The iron not connected to the transferrin – that which remains in the system when there is no tranferrin for connections – is unstable. It means that it may easily gain or lose a negative load, called electron. When the iron gains an electron, it ceases to have three positive loads (type of iron known as 3+ or ferric iron) and starts to have two positive loads (2+ or ferrous iron). When the iron changes to the states 2+ and 3+, it produces dangerous substances named free radicals, that may cause extensive damage to the tissues of the organism.

The most known process for production of free radicals is named Fenton's reaction – a chemical reaction simplified as follows:

Generation of a radical hydroxyl (OH)

What are they: drugs with active substances capable of connecting to the iron, then comprising a compound that may be excreted from the organism by means of the urine and feces. Without such help, the body is not capable of eliminating the excess mineral in the blood.

Candidate to the chelation therapy: the person with thalassemia under treatment with periodical blood transfusions.

When to Begin the iron chelation: after the 10th transfusion or when the level of ferritin – the iron storage protein, found in all cells – is above 1000 ng/dl (nanograms per deciliter of blood).

What are the types of chelating agents: There are three types currently available for the people with thalassemia, and each one of them represents a landmark in the evolution of the thalassemia treatment.

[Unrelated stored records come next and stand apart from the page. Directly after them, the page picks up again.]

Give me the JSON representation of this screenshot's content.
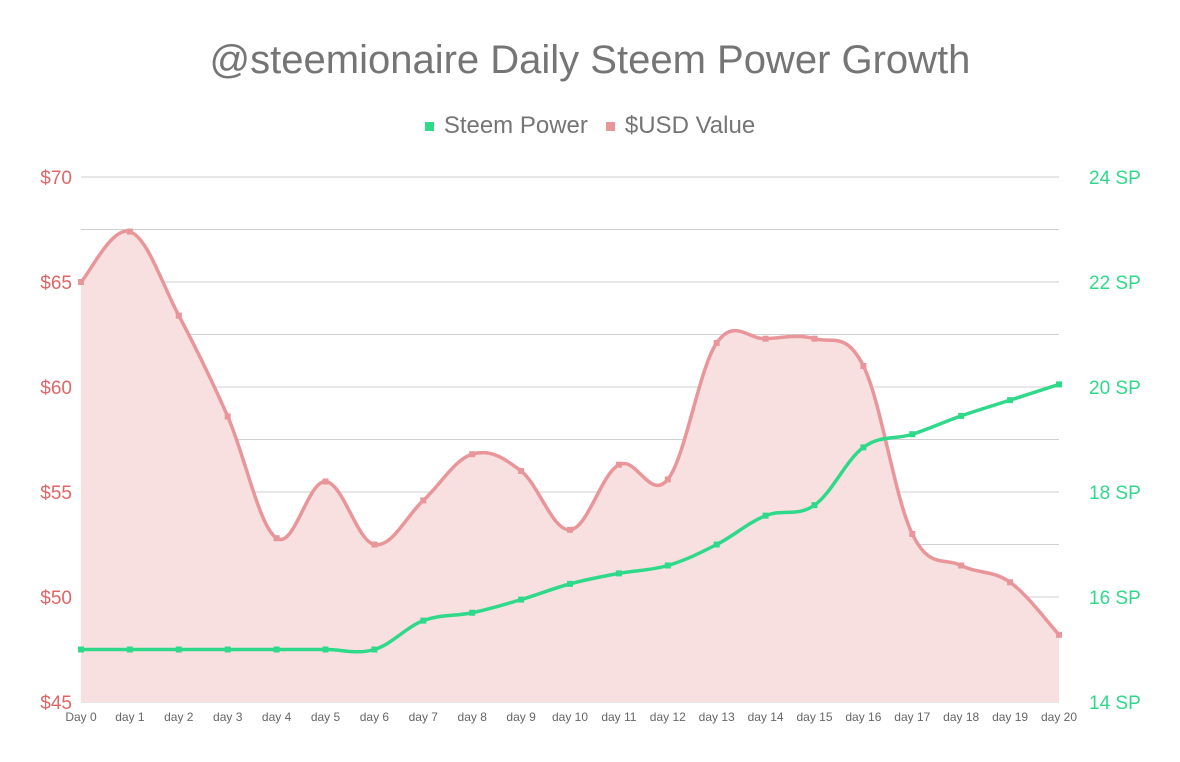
{
  "chart_data": {
    "type": "line",
    "title": "@steemionaire Daily Steem Power Growth",
    "categories": [
      "Day 0",
      "day 1",
      "day 2",
      "day 3",
      "day 4",
      "day 5",
      "day 6",
      "day 7",
      "day 8",
      "day 9",
      "day 10",
      "day 11",
      "day 12",
      "day 13",
      "day 14",
      "day 15",
      "day 16",
      "day 17",
      "day 18",
      "day 19",
      "day 20"
    ],
    "series": [
      {
        "name": "Steem Power",
        "axis": "right",
        "color": "#2fd98a",
        "values": [
          15.0,
          15.0,
          15.0,
          15.0,
          15.0,
          15.0,
          15.0,
          15.55,
          15.7,
          15.95,
          16.25,
          16.45,
          16.6,
          17.0,
          17.55,
          17.75,
          18.85,
          19.1,
          19.45,
          19.75,
          20.05
        ]
      },
      {
        "name": "$USD Value",
        "axis": "left",
        "color": "#e8969a",
        "fill": "#f8dfe0",
        "values": [
          65.0,
          67.4,
          63.4,
          58.6,
          52.8,
          55.5,
          52.5,
          54.6,
          56.8,
          56.0,
          53.2,
          56.3,
          55.6,
          62.1,
          62.3,
          62.3,
          61.0,
          53.0,
          51.5,
          50.7,
          48.2
        ]
      }
    ],
    "y_left": {
      "min": 45,
      "max": 70,
      "step": 5,
      "tick_labels": [
        "$45",
        "$50",
        "$55",
        "$60",
        "$65",
        "$70"
      ],
      "color": "#e06666"
    },
    "y_right": {
      "min": 14,
      "max": 24,
      "step": 2,
      "tick_labels": [
        "14 SP",
        "16 SP",
        "18 SP",
        "20 SP",
        "22 SP",
        "24 SP"
      ],
      "color": "#2fd98a"
    },
    "grid": true,
    "legend_position": "top-center"
  },
  "legend": {
    "items": [
      {
        "label": "Steem Power",
        "color": "#2fd98a"
      },
      {
        "label": "$USD Value",
        "color": "#e8969a"
      }
    ]
  }
}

Deferoxamine (Desferal): was the first chelating agent to arise in the market, in the 70's, but despite efficiency in eliminating the iron from the organism, it found resistance from many people with thalassemia, due to its administration form: by subcutaneous route, with the aid of an infusion pump, during 12 to 14 continuous hours (usually at night in bed) and from five to six times a week.

Deferiprone (Ferriprox): the second chelating agent to be released came one decade after the deferoxamine and with many advantages in relation to the pioneer. It could be taken orally – although in a greater frequency, three times a day – and, in accordance with studies, it has the capacity of eliminating faster the excess iron in the organism. In some cases, association of deferoxamine and deferiprone is recommended to intensify excretion of the iron.

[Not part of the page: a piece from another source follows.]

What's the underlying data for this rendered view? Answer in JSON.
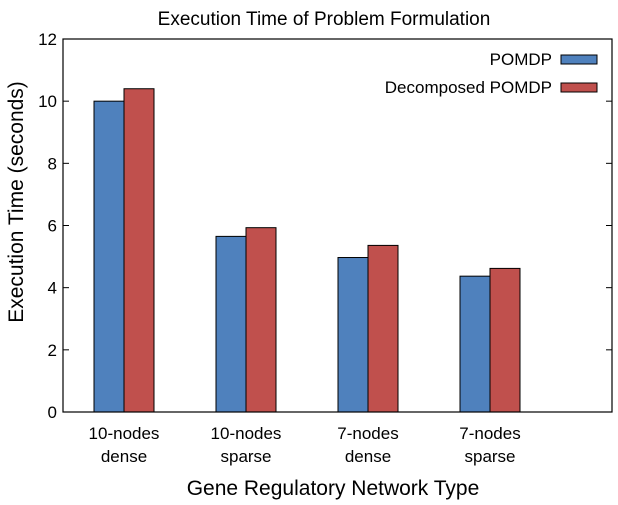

Deferasirox (Exjade): the most recent drug, released in 2006 in Brazil, is also a pill, but to make it more easier adhesion to the treatment, it should that must be dissolved into water and ingested only once a day . (It is not a choice!). It is too (?) efficient to eliminate the iron overload in the liver, but there are few studies to assess its power in relation to the removal of the mineral from the heart. (there are data proving the removal of iron from heart; the problem is the no effect on the ejection fraction)

How can the therapy be applied: there is a combined therapy (which associates usage of Desferal with Ferriprox) and the monotherapy. There are no studies yet attesting efficiency of Exjade in association with other chelating agents.

According to experts, there is no chelating agent better than the other, and the choice of the ideal drug for each person with thalassemia should consider factors such as side effects, amount of iron accumulated in the liver and the heart, clinical status of the person with thalassemia... Only the physician will be able to say what is the best treatment to follow and, to help him, the Scientific Committee of ABRASTA developed an iron chelation protocol (experts may access it at the website area SUPPORT TO PHYSICIANS, in the link TREATMENT PROTOCOL).

WARNING FROM THE EXPERT: The chelating therapy should be indicated and monitored by an experienced hematologist from a specialized center, so that the results are periodically monitored and, as required, the medication can be changed.